Con su vuelta reavivó llamas que yo había intentado extinguir.

“Lo siento, hoy me han raptado y rescatado y por eso vuelvo tarde”, era la excusa. ¿Pero cuál podría colar realmente? Porque podría haberle llamado. Podría haberle enviado un wassap. ¿Cuál era la mejor excusa? No sabía. Estaba hecha un matojo de nervios. Salía de casa cuando me crucé con mi hermano. A él le conté lo que me pasaba. Se preocupó, se enfadó, se le pasó, y al final me sonrió:

—No te preocupes, confía en mí. Le pondremos una buena excusa a tu prometido.

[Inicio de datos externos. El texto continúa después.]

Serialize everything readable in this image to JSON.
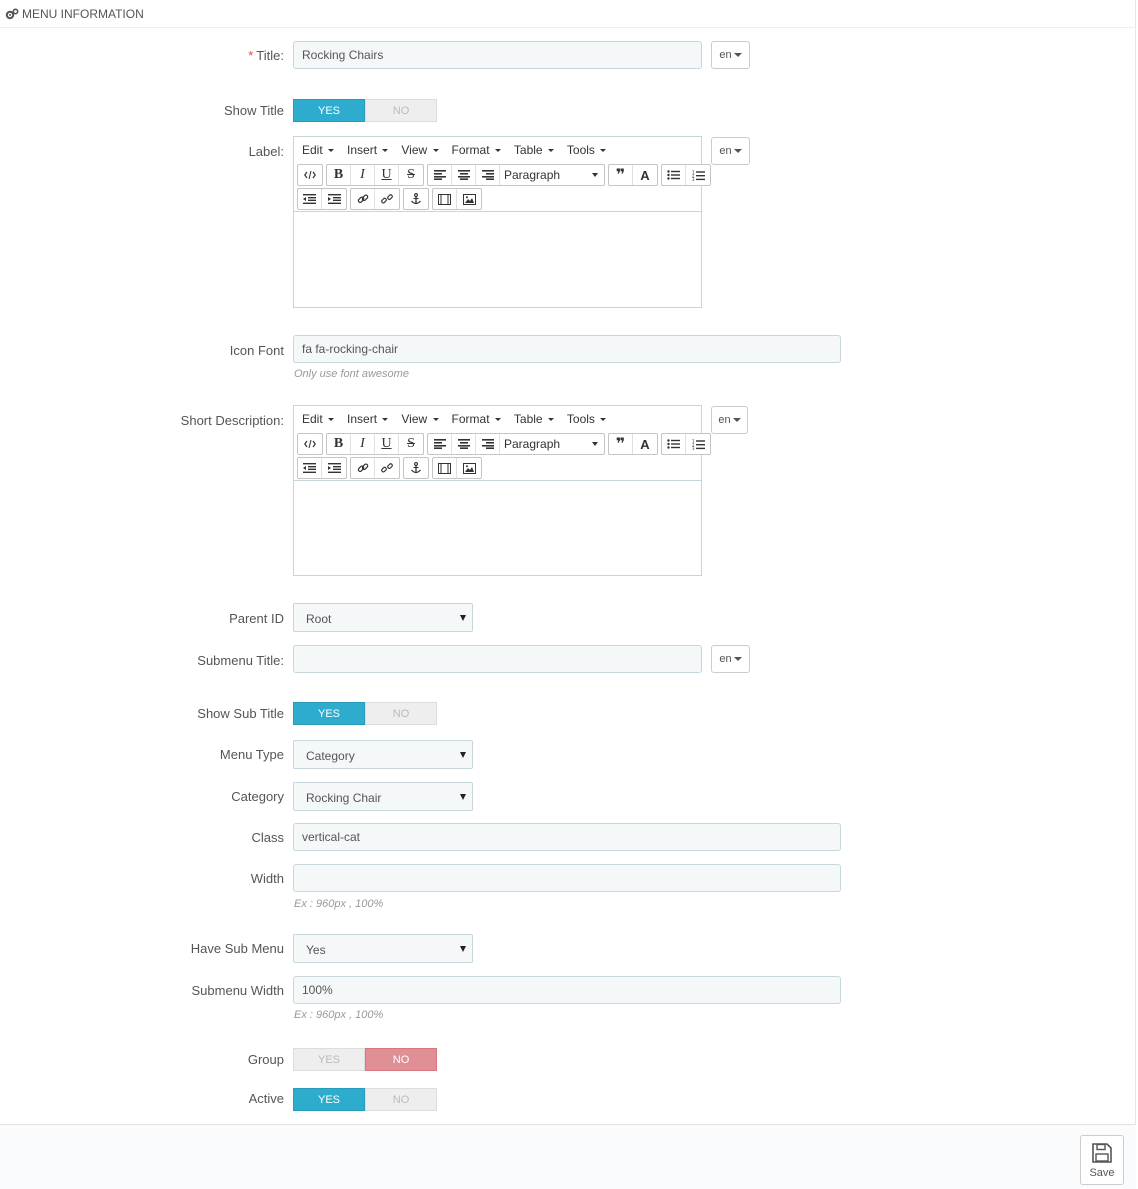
{
  "heading": "MENU INFORMATION",
  "fields": {
    "title": {
      "label": "Title:",
      "required_mark": "*",
      "value": "Rocking Chairs",
      "lang": "en"
    },
    "show_title": {
      "label": "Show Title",
      "yes": "YES",
      "no": "NO",
      "selected": "YES"
    },
    "label": {
      "label": "Label:",
      "lang": "en"
    },
    "icon_font": {
      "label": "Icon Font",
      "value": "fa fa-rocking-chair",
      "help": "Only use font awesome"
    },
    "short_description": {
      "label": "Short Description:",
      "lang": "en"
    },
    "parent_id": {
      "label": "Parent ID",
      "value": "Root"
    },
    "submenu_title": {
      "label": "Submenu Title:",
      "value": "",
      "lang": "en"
    },
    "show_sub_title": {
      "label": "Show Sub Title",
      "yes": "YES",
      "no": "NO",
      "selected": "YES"
    },
    "menu_type": {
      "label": "Menu Type",
      "value": "Category"
    },
    "category": {
      "label": "Category",
      "value": "Rocking Chair"
    },
    "class": {
      "label": "Class",
      "value": "vertical-cat"
    },
    "width": {
      "label": "Width",
      "value": "",
      "help": "Ex : 960px , 100%"
    },
    "have_sub_menu": {
      "label": "Have Sub Menu",
      "value": "Yes"
    },
    "submenu_width": {
      "label": "Submenu Width",
      "value": "100%",
      "help": "Ex : 960px , 100%"
    },
    "group": {
      "label": "Group",
      "yes": "YES",
      "no": "NO",
      "selected": "NO"
    },
    "active": {
      "label": "Active",
      "yes": "YES",
      "no": "NO",
      "selected": "YES"
    }
  },
  "editor": {
    "menus": [
      "Edit",
      "Insert",
      "View",
      "Format",
      "Table",
      "Tools"
    ],
    "block_format": "Paragraph"
  },
  "footer": {
    "save_label": "Save"
  },
  "colors": {
    "switch_yes": "#2eacce",
    "switch_no": "#e08f95",
    "required": "#e74c3c"
  }
}
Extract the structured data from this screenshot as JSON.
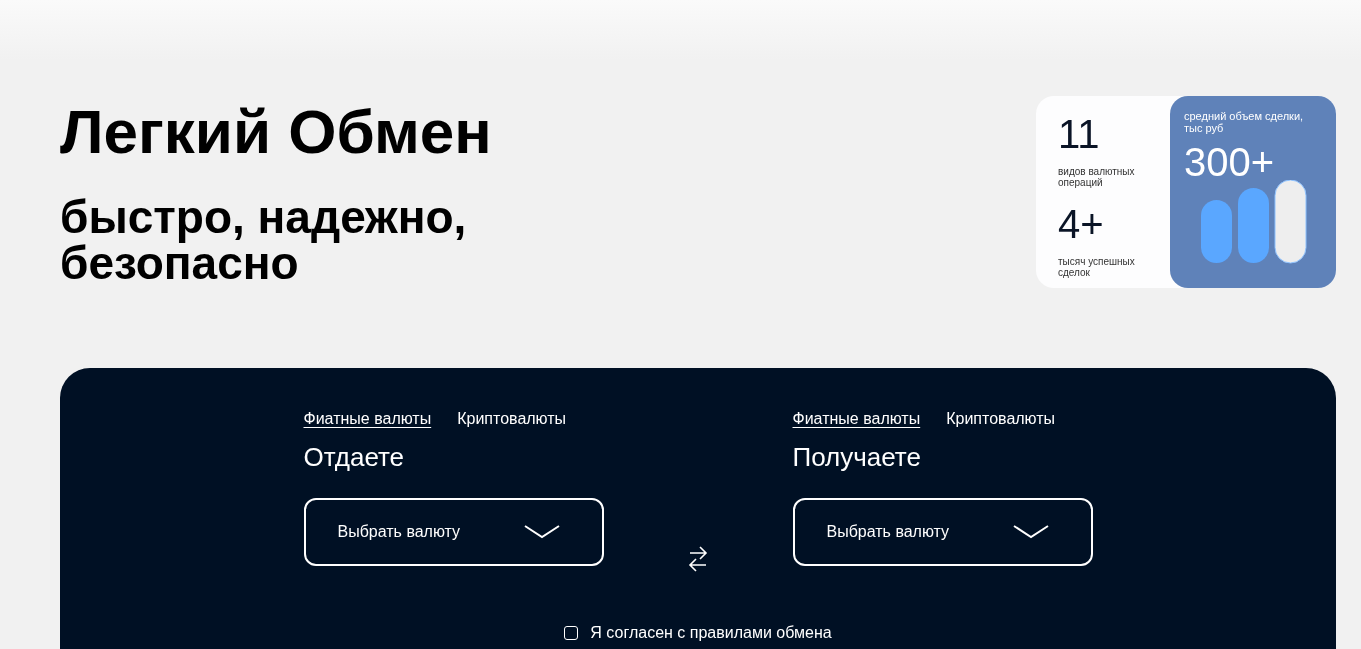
{
  "hero": {
    "title": "Легкий Обмен",
    "subtitle": "быстро, надежно, безопасно"
  },
  "stats": {
    "items": [
      {
        "value": "11",
        "caption": "видов валютных операций"
      },
      {
        "value": "4+",
        "caption": "тысяч успешных сделок"
      }
    ],
    "highlight": {
      "caption": "средний объем сделки, тыс руб",
      "value": "300+"
    }
  },
  "exchange": {
    "sides": [
      {
        "tabs": [
          {
            "label": "Фиатные валюты",
            "selected": true
          },
          {
            "label": "Криптовалюты",
            "selected": false
          }
        ],
        "heading": "Отдаете",
        "select": {
          "placeholder": "Выбрать валюту"
        }
      },
      {
        "tabs": [
          {
            "label": "Фиатные валюты",
            "selected": true
          },
          {
            "label": "Криптовалюты",
            "selected": false
          }
        ],
        "heading": "Получаете",
        "select": {
          "placeholder": "Выбрать валюту"
        }
      }
    ],
    "agreement": {
      "label": "Я согласен с правилами обмена",
      "checked": false
    }
  }
}
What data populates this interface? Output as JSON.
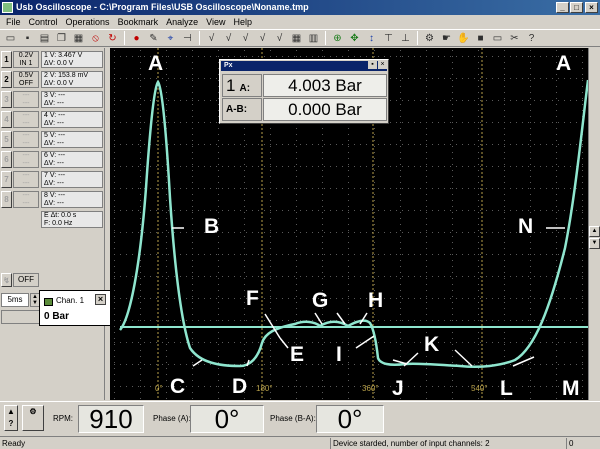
{
  "window": {
    "title": "Usb Oscilloscope - C:\\Program Files\\USB Oscilloscope\\Noname.tmp"
  },
  "menu": [
    "File",
    "Control",
    "Operations",
    "Bookmark",
    "Analyze",
    "View",
    "Help"
  ],
  "channels": [
    {
      "btn": "1",
      "gain_top": "0.2V",
      "gain_bottom": "IN 1",
      "v": "1  V:  3.467 V",
      "dv": "   ΔV:    0.0 V"
    },
    {
      "btn": "2",
      "gain_top": "0.5V",
      "gain_bottom": "OFF",
      "v": "2  V: 153.8 mV",
      "dv": "   ΔV:    0.0 V"
    },
    {
      "btn": "3",
      "gain_top": "---",
      "gain_bottom": "---",
      "v": "3  V:   ---",
      "dv": "   ΔV:   ---"
    },
    {
      "btn": "4",
      "gain_top": "---",
      "gain_bottom": "---",
      "v": "4  V:   ---",
      "dv": "   ΔV:   ---"
    },
    {
      "btn": "5",
      "gain_top": "---",
      "gain_bottom": "---",
      "v": "5  V:   ---",
      "dv": "   ΔV:   ---"
    },
    {
      "btn": "6",
      "gain_top": "---",
      "gain_bottom": "---",
      "v": "6  V:   ---",
      "dv": "   ΔV:   ---"
    },
    {
      "btn": "7",
      "gain_top": "---",
      "gain_bottom": "---",
      "v": "7  V:   ---",
      "dv": "   ΔV:   ---"
    },
    {
      "btn": "8",
      "gain_top": "---",
      "gain_bottom": "---",
      "v": "8  V:   ---",
      "dv": "   ΔV:   ---"
    }
  ],
  "timing": {
    "dt": "E  Δt:    0.0 s",
    "freq": "   F:    0.0 Hz"
  },
  "trigger": {
    "button": "OFF"
  },
  "timebase": {
    "value": "5ms"
  },
  "px_window": {
    "title": "Px",
    "row1_num": "1",
    "row1_label": "A:",
    "row1_value": "4.003 Bar",
    "row2_label": "A-B:",
    "row2_value": "0.000 Bar"
  },
  "chan_tooltip": {
    "name": "Chan. 1",
    "value": "0 Bar"
  },
  "degree_marks": [
    "0°",
    "180°",
    "360°",
    "540°"
  ],
  "point_labels": [
    "A",
    "B",
    "C",
    "D",
    "E",
    "F",
    "G",
    "H",
    "I",
    "J",
    "K",
    "L",
    "M",
    "N",
    "A"
  ],
  "bottom": {
    "rpm_label": "RPM:",
    "rpm_value": "910",
    "phase_a_label": "Phase (A):",
    "phase_a_value": "0°",
    "phase_ba_label": "Phase (B-A):",
    "phase_ba_value": "0°"
  },
  "status": {
    "left": "Ready",
    "middle": "Device starded, number of input channels: 2",
    "right": "0"
  },
  "colors": {
    "trace": "#8fe6cf",
    "grid_dot": "#5a5a5a",
    "cursor_line": "#b8a14a",
    "title_bar": "#0a246a"
  }
}
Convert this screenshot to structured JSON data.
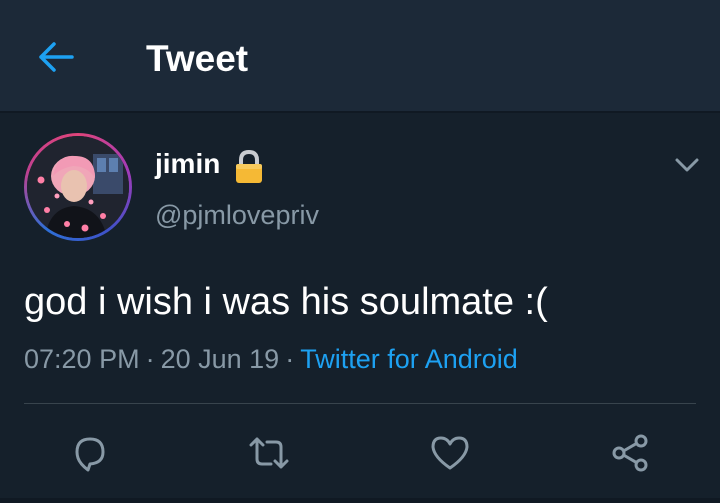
{
  "header": {
    "back_icon": "back-arrow-icon",
    "title": "Tweet"
  },
  "tweet": {
    "display_name": "jimin",
    "protected_icon": "lock-icon",
    "handle": "@pjmlovepriv",
    "text": "god i wish i was his soulmate :(",
    "time": "07:20 PM",
    "date": "20 Jun 19",
    "separator": "·",
    "source": "Twitter for Android",
    "menu_icon": "chevron-down-icon"
  },
  "actions": [
    {
      "icon": "reply-icon"
    },
    {
      "icon": "retweet-icon"
    },
    {
      "icon": "like-icon"
    },
    {
      "icon": "share-icon"
    }
  ],
  "colors": {
    "background": "#15202b",
    "header": "#1c2938",
    "text": "#ffffff",
    "muted": "#8899a6",
    "accent": "#1da1f2",
    "lock": "#f5b935"
  }
}
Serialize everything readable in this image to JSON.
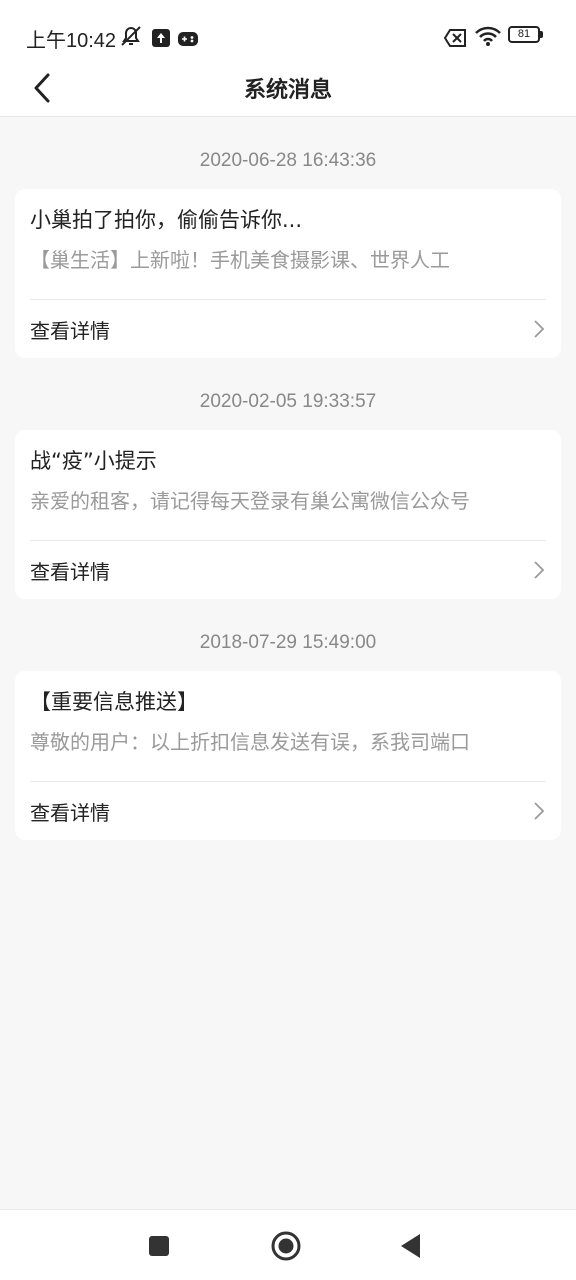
{
  "status_bar": {
    "time": "上午10:42",
    "battery": "81"
  },
  "header": {
    "title": "系统消息"
  },
  "messages": [
    {
      "timestamp": "2020-06-28 16:43:36",
      "title": "小巢拍了拍你，偷偷告诉你...",
      "body": "【巢生活】上新啦！手机美食摄影课、世界人工",
      "action": "查看详情"
    },
    {
      "timestamp": "2020-02-05 19:33:57",
      "title": "战“疫”小提示",
      "body": "亲爱的租客，请记得每天登录有巢公寓微信公众号",
      "action": "查看详情"
    },
    {
      "timestamp": "2018-07-29 15:49:00",
      "title": "【重要信息推送】",
      "body": "尊敬的用户：以上折扣信息发送有误，系我司端口",
      "action": "查看详情"
    }
  ]
}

Que perdí el móvil. Sí. Y como no tenía el suyo pues no pude llamarlo. Intenté ir a la cita pero no recordaba la calle, al tenerla almacenada en Google Maps, ya que no quedamos en el cine directamente. Tonta yo, al final el móvil se había quedado en el coche de mi hermano, que se dio cuenta dos horas después. Le dije la excusa estando en el salón de su casa. Una excusa que sonaba a leguas a excusa, pero que al menos coló. O eso pareció. Más bien Eric se hizo el loco. Sabía que yo ocultaba algo, pero prefirió ignorarlo, como había estado haciendo de forma fría y distante.

—A veces las mujeres necesitan su propio espacio y tiempo, ¿no? —me dijo, con un brillo de decepción en los ojos por el plantón. Se levantó del sofá y me dijo: —Bueno, ya nos veremos mañana, si Dios quiere. —hablando de Dios un hombre ateo. Me dio un beso seco en los labios y se fue. Me sentí profundamente decepcionada. —Tengo mucho trabajo hoy. Si no, iríamos a la sesión de las diez.

—Ya, entiendo… Bueno, hasta mañana. Trabaja bien, ¿vale?

Él también sabía que yo no era tonta y que me había dado cuenta de su enfado, y que yo preferí hacerme la loca. Típica discusión que se solucionaría siendo sincero y diciendo la verdad. Pero no, fue mejor mantener una mentira estúpida e irse a casa con la cabeza agachada y el cielo amenazando con llover. Lo poco que tenía… lo iba a perder por idiota.

Al final llovió. Las gotas me fueron refrescando en el camino a casa. Quise andar, pero era más de una hora andando. Cogí el bus. No recordaba aquel transporte tan lento, frustrante, lleno de gente y ajetreado. Era un suplicio. No, sí que lo había cogido hacía poco, pero no lo recordaba a esa hora. Las ocho de la tarde, cuando la gente sale de trabajar y quiere ir a su casa a relajarse, y todos conducen estresados saltándose la mitad de las señales. Oh, qué tiempos. Cuarenta minutos para volver a casa. Cuarenta minutos sentada con una anciana al lado contándome su insípida vida, yéndose mi mirada por la ventana, mirando una trayectoria que cada diez segundos se detenía. Acelerón, stop, acelerón, stop. Suspiro, suspiro, y suspiro, y una sensación de haberlo perdido todo invadiendo mi corazón.